The suit — filed in the United States District Court for the Northern District of California in San Francisco — says that the plaintiffs did not consent to the use of their work in the data AI companies use to train large language models.

Open AI is being accused of using copyrighted material to train ChatGPT without permission. Oliver Morin/AFP via Getty Images

The case is strikingly similar to a suit filed in early July in the same district court by two lesser-known authors who claim content generated by ChatGPT too closely resembles their work.

Two weeks ago thousands of writers, including Patterson and Atwood, endorsed an open letter to Open AI, ChatGPT’s parent company, asking for compensation when their work was used in the AI-generated content.

Legal action against AI companies faces an uphill battle. Earlier this month a San Francisco judge said he would most likely dismiss the artists' suit against MidJourney and DeviantArt.

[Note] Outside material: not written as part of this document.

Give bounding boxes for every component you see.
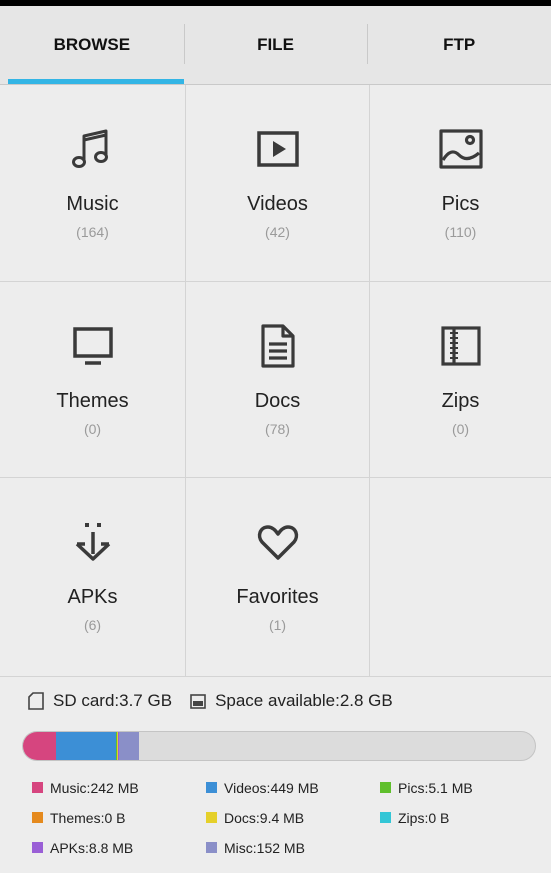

“I don't think the claim regarding output images is plausible at the moment because there's no substantial similarity” between the images generated by those programs and the artists’ work, Federal Judge William Orrick said, according to Reuters.

And a lawsuit accusing Google of violating copyright by using snippets of books from online databases at University libraries was dismissed by the Supreme Court in 2013.

Open AI and other tech firms operating generative AI programs have released little information on the data they use to train their language models, which Silverman’s team considers a de-facto admission that it illegally used a copy of her book.

“As far as we know, the other side hasn’t denied it,” Joseph Saveri, one of Silverman’s lawyers, told the Associated Press. “They don’t have an alternative explanation for this.”

It remains to be seen whether the plaintiffs in the authors’ cases can prove large language models used their work and not the untold numbers of publicly accessible user reviews.

MidJourney and DeviantArt have asked that the artists' suit be dismissed.

Open AI and Meta have not yet responded to the suits.